I heard just recently about PLS-DA and I was wondering how it differs from multinomial logistic regression, since logistic regression can be also used for categorical dependent variables.

Best Answer

PLS-DA is closely related to LDA: for n > p the full rank PLS-DA (i.e. using all latent variables) is the same as LDA. For 1 latent variable, PLS-DA yields the same classification as closest (Euclidean) distance in feature space. I.e. the regularization "squeezes" the pooled covariance matrix into spherical shape.

A two class problem with both classes following a (multivariate) Gaussian distribution with the same covariance matrix (i.e. the situation where LDA is optimal), both LR and LDA yield the same solution.
LR will need more samples to get to the same stability, though.

In other words, there is a somewhat indirect relationship.

There are important differences between PLS-DA and LR in how they weight cases:

  • PLS-DA (like LDA) takes all cases into account, regardless how far they are from the class boundary.
    If you (ab)use PLS for dummy regression as it is frequently done in PLS-DA (i.e. y takes class labels encoded as 0 and 1 or equivalent encodings), PLS-DA will try to "squeeze" the within class distributions to points (as required in regression).
  • LR will care mostly about cases that are close to the class boundary, classes far from the class boundary have low weight in LR.

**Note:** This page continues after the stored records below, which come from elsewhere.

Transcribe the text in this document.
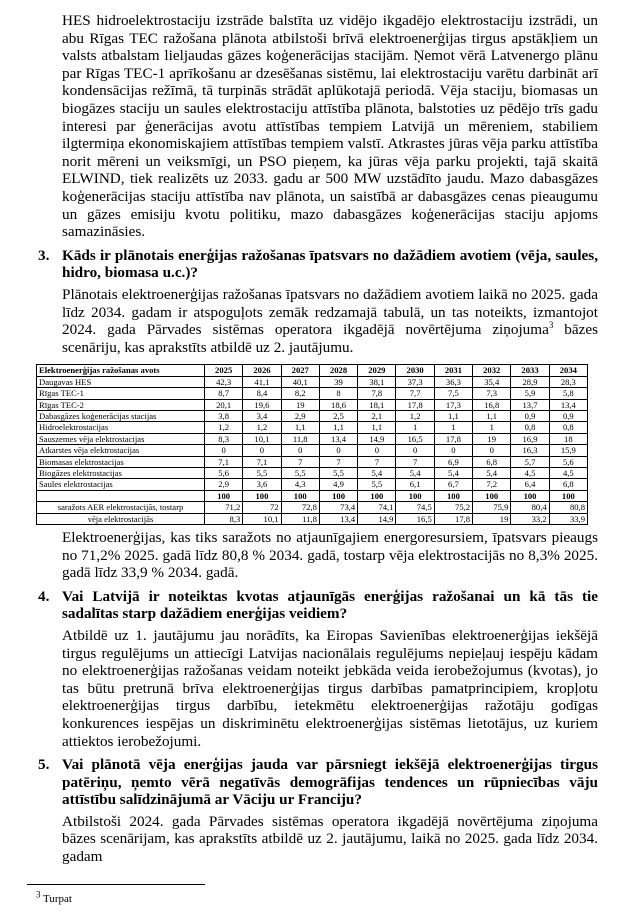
HES hidroelektrostaciju izstrāde balstīta uz vidējo ikgadējo elektrostaciju izstrādi, un abu Rīgas TEC ražošana plānota atbilstoši brīvā elektroenerģijas tirgus apstākļiem un valsts atbalstam lieljaudas gāzes koģenerācijas stacijām. Ņemot vērā Latvenergo plānu par Rīgas TEC-1 aprīkošanu ar dzesēšanas sistēmu, lai elektrostaciju varētu darbināt arī kondensācijas režīmā, tā turpinās strādāt aplūkotajā periodā. Vēja staciju, biomasas un biogāzes staciju un saules elektrostaciju attīstība plānota, balstoties uz pēdējo trīs gadu interesi par ģenerācijas avotu attīstības tempiem Latvijā un mēreniem, stabiliem ilgtermiņa ekonomiskajiem attīstības tempiem valstī. Atkrastes jūras vēja parku attīstība norit mēreni un veiksmīgi, un PSO pieņem, ka jūras vēja parku projekti, tajā skaitā ELWIND, tiek realizēts uz 2033. gadu ar 500 MW uzstādīto jaudu. Mazo dabasgāzes koģenerācijas staciju attīstība nav plānota, un saistībā ar dabasgāzes cenas pieaugumu un gāzes emisiju kvotu politiku, mazo dabasgāzes koģenerācijas staciju apjoms samazināsies.

3. Kāds ir plānotais enerģijas ražošanas īpatsvars no dažādiem avotiem (vēja, saules, hidro, biomasa u.c.)?

Plānotais elektroenerģijas ražošanas īpatsvars no dažādiem avotiem laikā no 2025. gada līdz 2034. gadam ir atspoguļots zemāk redzamajā tabulā, un tas noteikts, izmantojot 2024. gada Pārvades sistēmas operatora ikgadējā novērtējuma ziņojuma$^3$ bāzes scenāriju, kas aprakstīts atbildē uz 2. jautājumu.

Elektroenerģijas ražošanas avots	2025	2026	2027	2028	2029	2030	2031	2032	2033	2034
Daugavas HES	42,3	41,1	40,1	39	38,1	37,3	36,3	35,4	28,9	28,3
Rīgas TEC-1	8,7	8,4	8,2	8	7,8	7,7	7,5	7,3	5,9	5,8
Rīgas TEC-2	20,1	19,6	19	18,6	18,1	17,8	17,3	16,8	13,7	13,4
Dabasgāzes koģenerācijas stacijas	3,8	3,4	2,9	2,5	2,1	1,2	1,1	1,1	0,9	0,9
Hidroelektrostacijas	1,2	1,2	1,1	1,1	1,1	1	1	1	0,8	0,8
Sauszemes vēja elektrostacijas	8,3	10,1	11,8	13,4	14,9	16,5	17,8	19	16,9	18
Atkarstes vēja elektrostacijas	0	0	0	0	0	0	0	0	16,3	15,9
Biomasas elektrostacijas	7,1	7,1	7	7	7	7	6,9	6,8	5,7	5,6
Biogāzes elektrostacijas	5,6	5,5	5,5	5,5	5,4	5,4	5,4	5,4	4,5	4,5
Saules elektrostacijas	2,9	3,6	4,3	4,9	5,5	6,1	6,7	7,2	6,4	6,8
	100	100	100	100	100	100	100	100	100	100
saražots AER elektrostacijās, tostarp	71,2	72	72,8	73,4	74,1	74,5	75,2	75,9	80,4	80,8
vēja elektrostacijās	8,3	10,1	11,8	13,4	14,9	16,5	17,8	19	33,2	33,9

Elektroenerģijas, kas tiks saražots no atjaunīgajiem energoresursiem, īpatsvars pieaugs no 71,2% 2025. gadā līdz 80,8 % 2034. gadā, tostarp vēja elektrostacijās no 8,3% 2025. gadā līdz 33,9 % 2034. gadā.

4. Vai Latvijā ir noteiktas kvotas atjaunīgās enerģijas ražošanai un kā tās tie sadalītas starp dažādiem enerģijas veidiem?

Atbildē uz 1. jautājumu jau norādīts, ka Eiropas Savienības elektroenerģijas iekšējā tirgus regulējums un attiecīgi Latvijas nacionālais regulējums nepieļauj iespēju kādam no elektroenerģijas ražošanas veidam noteikt jebkāda veida ierobežojumus (kvotas), jo tas būtu pretrunā brīva elektroenerģijas tirgus darbības pamatprincipiem, kropļotu elektroenerģijas tirgus darbību, ietekmētu elektroenerģijas ražotāju godīgas konkurences iespējas un diskriminētu elektroenerģijas sistēmas lietotājus, uz kuriem attiektos ierobežojumi.

5. Vai plānotā vēja enerģijas jauda var pārsniegt iekšējā elektroenerģijas tirgus patēriņu, ņemto vērā negatīvās demogrāfijas tendences un rūpniecības vāju attīstību salīdzinājumā ar Vāciju ur Franciju?

Atbilstoši 2024. gada Pārvades sistēmas operatora ikgadējā novērtējuma ziņojuma bāzes scenārijam, kas aprakstīts atbildē uz 2. jautājumu, laikā no 2025. gada līdz 2034. gadam

$^3$ Turpat
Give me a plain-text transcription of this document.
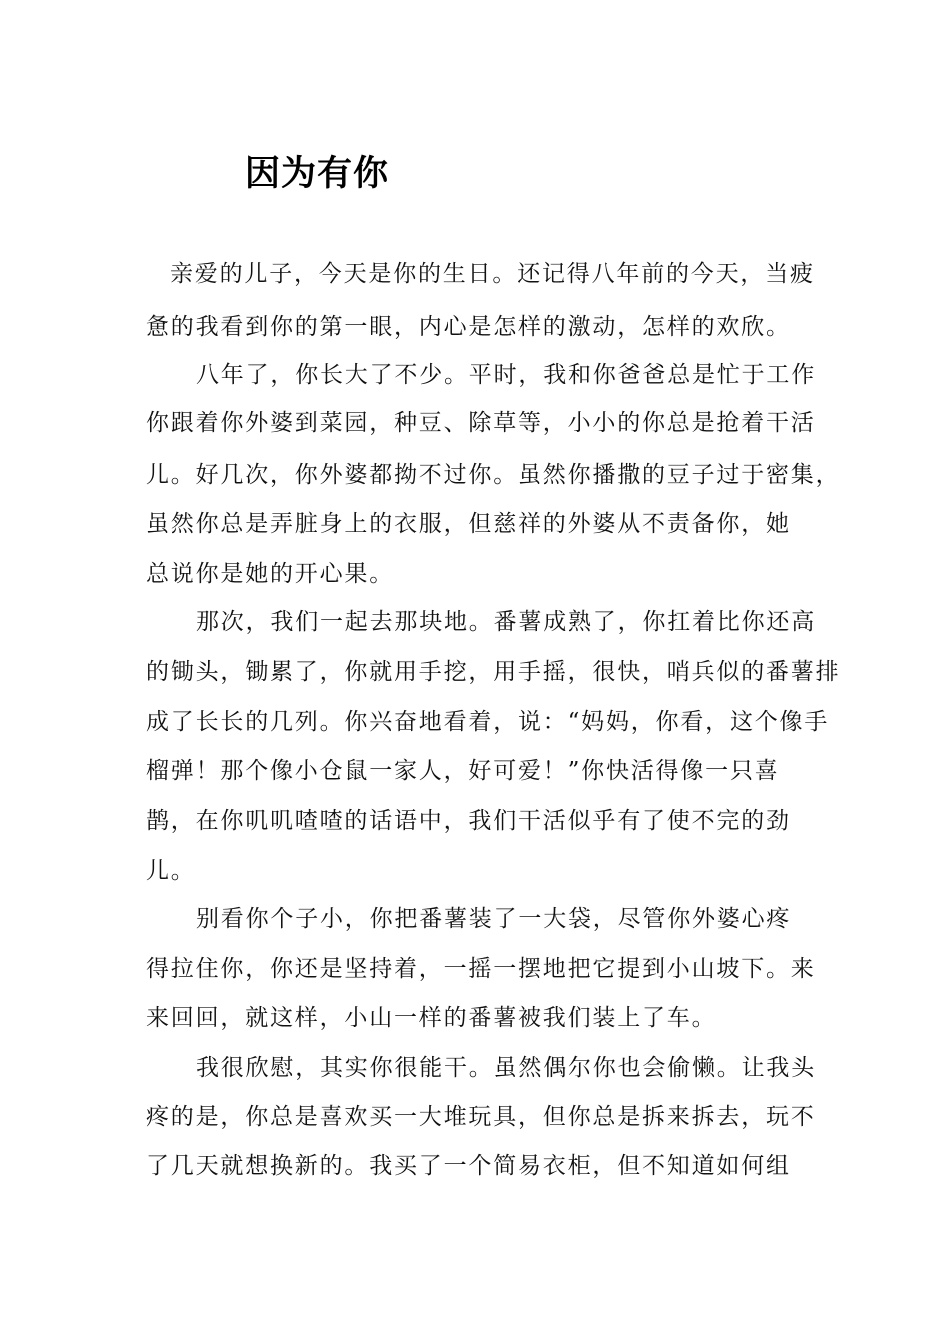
因为有你
亲爱的儿子，今天是你的生日。还记得八年前的今天，当疲
惫的我看到你的第一眼，内心是怎样的激动，怎样的欢欣。
八年了，你长大了不少。平时，我和你爸爸总是忙于工作
你跟着你外婆到菜园，种豆、除草等，小小的你总是抢着干活
儿。好几次，你外婆都拗不过你。虽然你播撒的豆子过于密集，
虽然你总是弄脏身上的衣服，但慈祥的外婆从不责备你，她
总说你是她的开心果。
那次，我们一起去那块地。番薯成熟了，你扛着比你还高
的锄头，锄累了，你就用手挖，用手摇，很快，哨兵似的番薯排
成了长长的几列。你兴奋地看着，说：“妈妈，你看，这个像手
榴弹！那个像小仓鼠一家人，好可爱！”你快活得像一只喜
鹊，在你叽叽喳喳的话语中，我们干活似乎有了使不完的劲
儿。
别看你个子小，你把番薯装了一大袋，尽管你外婆心疼
得拉住你，你还是坚持着，一摇一摆地把它提到小山坡下。来
来回回，就这样，小山一样的番薯被我们装上了车。
我很欣慰，其实你很能干。虽然偶尔你也会偷懒。让我头
疼的是，你总是喜欢买一大堆玩具，但你总是拆来拆去，玩不
了几天就想换新的。我买了一个简易衣柜，但不知道如何组
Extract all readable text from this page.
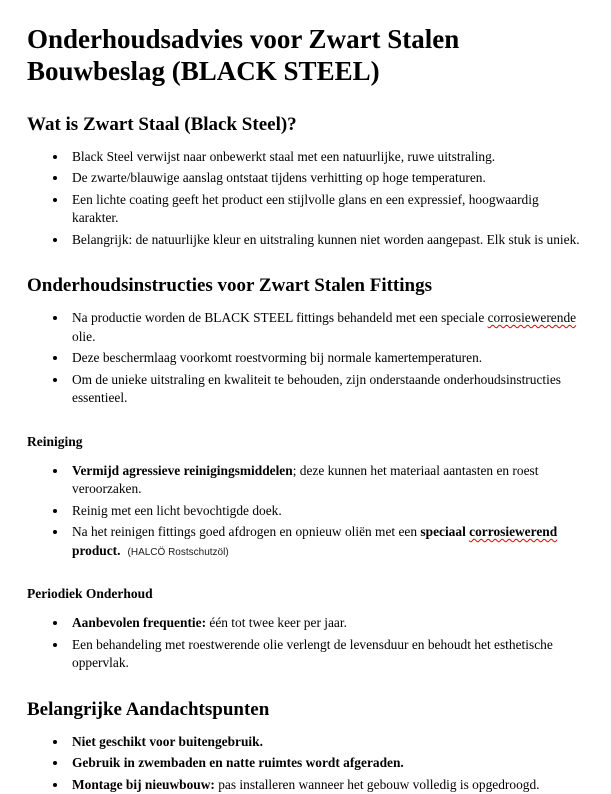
Onderhoudsadvies voor Zwart Stalen Bouwbeslag (BLACK STEEL)
Wat is Zwart Staal (Black Steel)?
• Black Steel verwijst naar onbewerkt staal met een natuurlijke, ruwe uitstraling.
• De zwarte/blauwige aanslag ontstaat tijdens verhitting op hoge temperaturen.
• Een lichte coating geeft het product een stijlvolle glans en een expressief, hoogwaardig karakter.
• Belangrijk: de natuurlijke kleur en uitstraling kunnen niet worden aangepast. Elk stuk is uniek.
Onderhoudsinstructies voor Zwart Stalen Fittings
• Na productie worden de BLACK STEEL fittings behandeld met een speciale corrosiewerende olie.
• Deze beschermlaag voorkomt roestvorming bij normale kamertemperaturen.
• Om de unieke uitstraling en kwaliteit te behouden, zijn onderstaande onderhoudsinstructies essentieel.
Reiniging
• Vermijd agressieve reinigingsmiddelen; deze kunnen het materiaal aantasten en roest veroorzaken.
• Reinig met een licht bevochtigde doek.
• Na het reinigen fittings goed afdrogen en opnieuw oliën met een speciaal corrosiewerend product. (HALCÖ Rostschutzöl)
Periodiek Onderhoud
• Aanbevolen frequentie: één tot twee keer per jaar.
• Een behandeling met roestwerende olie verlengt de levensduur en behoudt het esthetische oppervlak.
Belangrijke Aandachtspunten
• Niet geschikt voor buitengebruik.
• Gebruik in zwembaden en natte ruimtes wordt afgeraden.
• Montage bij nieuwbouw: pas installeren wanneer het gebouw volledig is opgedroogd.
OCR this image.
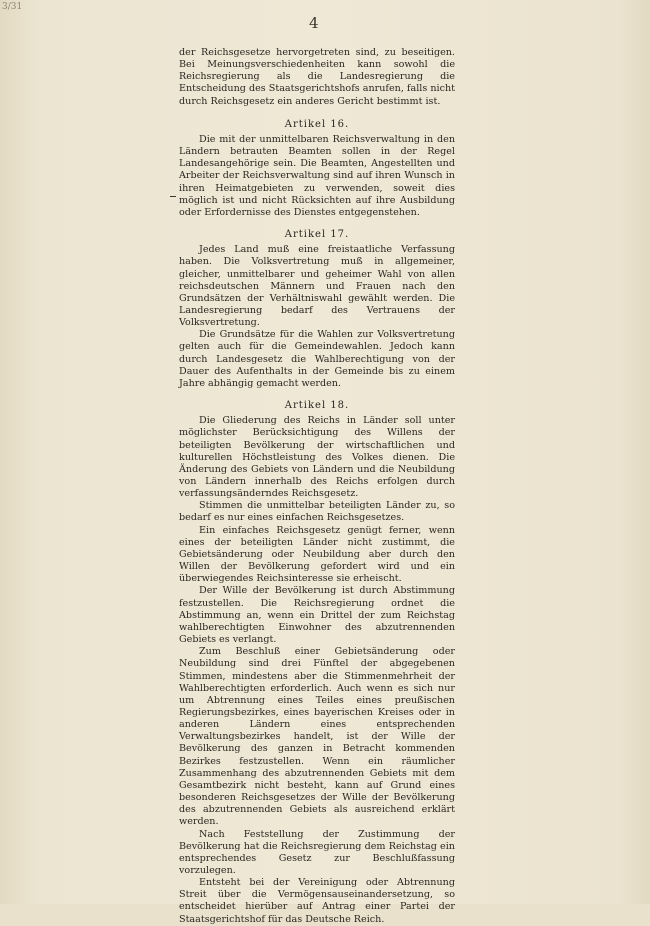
3/31
4

der Reichsgesetze hervorgetreten sind, zu beseitigen. Bei Meinungsverschiedenheiten kann sowohl die Reichsregierung als die Landesregierung die Entscheidung des Staatsgerichtshofs anrufen, falls nicht durch Reichsgesetz ein anderes Gericht bestimmt ist.

Artikel 16.

Die mit der unmittelbaren Reichsverwaltung in den Ländern betrauten Beamten sollen in der Regel Landesangehörige sein. Die Beamten, Angestellten und Arbeiter der Reichsverwaltung sind auf ihren Wunsch in ihren Heimatgebieten zu verwenden, soweit dies möglich ist und nicht Rücksichten auf ihre Ausbildung oder Erfordernisse des Dienstes entgegenstehen.

Artikel 17.

Jedes Land muß eine freistaatliche Verfassung haben. Die Volksvertretung muß in allgemeiner, gleicher, unmittelbarer und geheimer Wahl von allen reichsdeutschen Männern und Frauen nach den Grundsätzen der Verhältniswahl gewählt werden. Die Landesregierung bedarf des Vertrauens der Volksvertretung.

Die Grundsätze für die Wahlen zur Volksvertretung gelten auch für die Gemeindewahlen. Jedoch kann durch Landesgesetz die Wahlberechtigung von der Dauer des Aufenthalts in der Gemeinde bis zu einem Jahre abhängig gemacht werden.

Artikel 18.

Die Gliederung des Reichs in Länder soll unter möglichster Berücksichtigung des Willens der beteiligten Bevölkerung der wirtschaftlichen und kulturellen Höchstleistung des Volkes dienen. Die Änderung des Gebiets von Ländern und die Neubildung von Ländern innerhalb des Reichs erfolgen durch verfassungsänderndes Reichsgesetz.

Stimmen die unmittelbar beteiligten Länder zu, so bedarf es nur eines einfachen Reichsgesetzes.

Ein einfaches Reichsgesetz genügt ferner, wenn eines der beteiligten Länder nicht zustimmt, die Gebietsänderung oder Neubildung aber durch den Willen der Bevölkerung gefordert wird und ein überwiegendes Reichsinteresse sie erheischt.

Der Wille der Bevölkerung ist durch Abstimmung festzustellen. Die Reichsregierung ordnet die Abstimmung an, wenn ein Drittel der zum Reichstag wahlberechtigten Einwohner des abzutrennenden Gebiets es verlangt.

Zum Beschluß einer Gebietsänderung oder Neubildung sind drei Fünftel der abgegebenen Stimmen, mindestens aber die Stimmenmehrheit der Wahlberechtigten erforderlich. Auch wenn es sich nur um Abtrennung eines Teiles eines preußischen Regierungsbezirkes, eines bayerischen Kreises oder in anderen Ländern eines entsprechenden Verwaltungsbezirkes handelt, ist der Wille der Bevölkerung des ganzen in Betracht kommenden Bezirkes festzustellen. Wenn ein räumlicher Zusammenhang des abzutrennenden Gebiets mit dem Gesamtbezirk nicht besteht, kann auf Grund eines besonderen Reichsgesetzes der Wille der Bevölkerung des abzutrennenden Gebiets als ausreichend erklärt werden.

Nach Feststellung der Zustimmung der Bevölkerung hat die Reichsregierung dem Reichstag ein entsprechendes Gesetz zur Beschlußfassung vorzulegen.

Entsteht bei der Vereinigung oder Abtrennung Streit über die Vermögensauseinandersetzung, so entscheidet hierüber auf Antrag einer Partei der Staatsgerichtshof für das Deutsche Reich.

So if you want to use PLS for classification, make sure that it is appropriate to have all cases weighting in. Two situations where this is the case are

  • the classes form nice clusters (i.e. LDA would be appropriate but you need more regularization - and for some reason don't want to do PLS-LDA)
  • the classification problem is really a regression in disguise. Example: the classes codify whether a certain metric property exceeds a threshold or not. You can then set up a proper PLS regression (with metric labels) and employ the threshold. This model will be able to benefit from cases that are at some distance to the class boundary (though you'll have to weigh this benefit against the need to get a very good prediction close to the class boundary).
  • For the latter situation, LR is also appropriate (but not LDA, nor dummy-coded PLS-DA), but it won't be able to benefit from cases further from the threshold like PLS.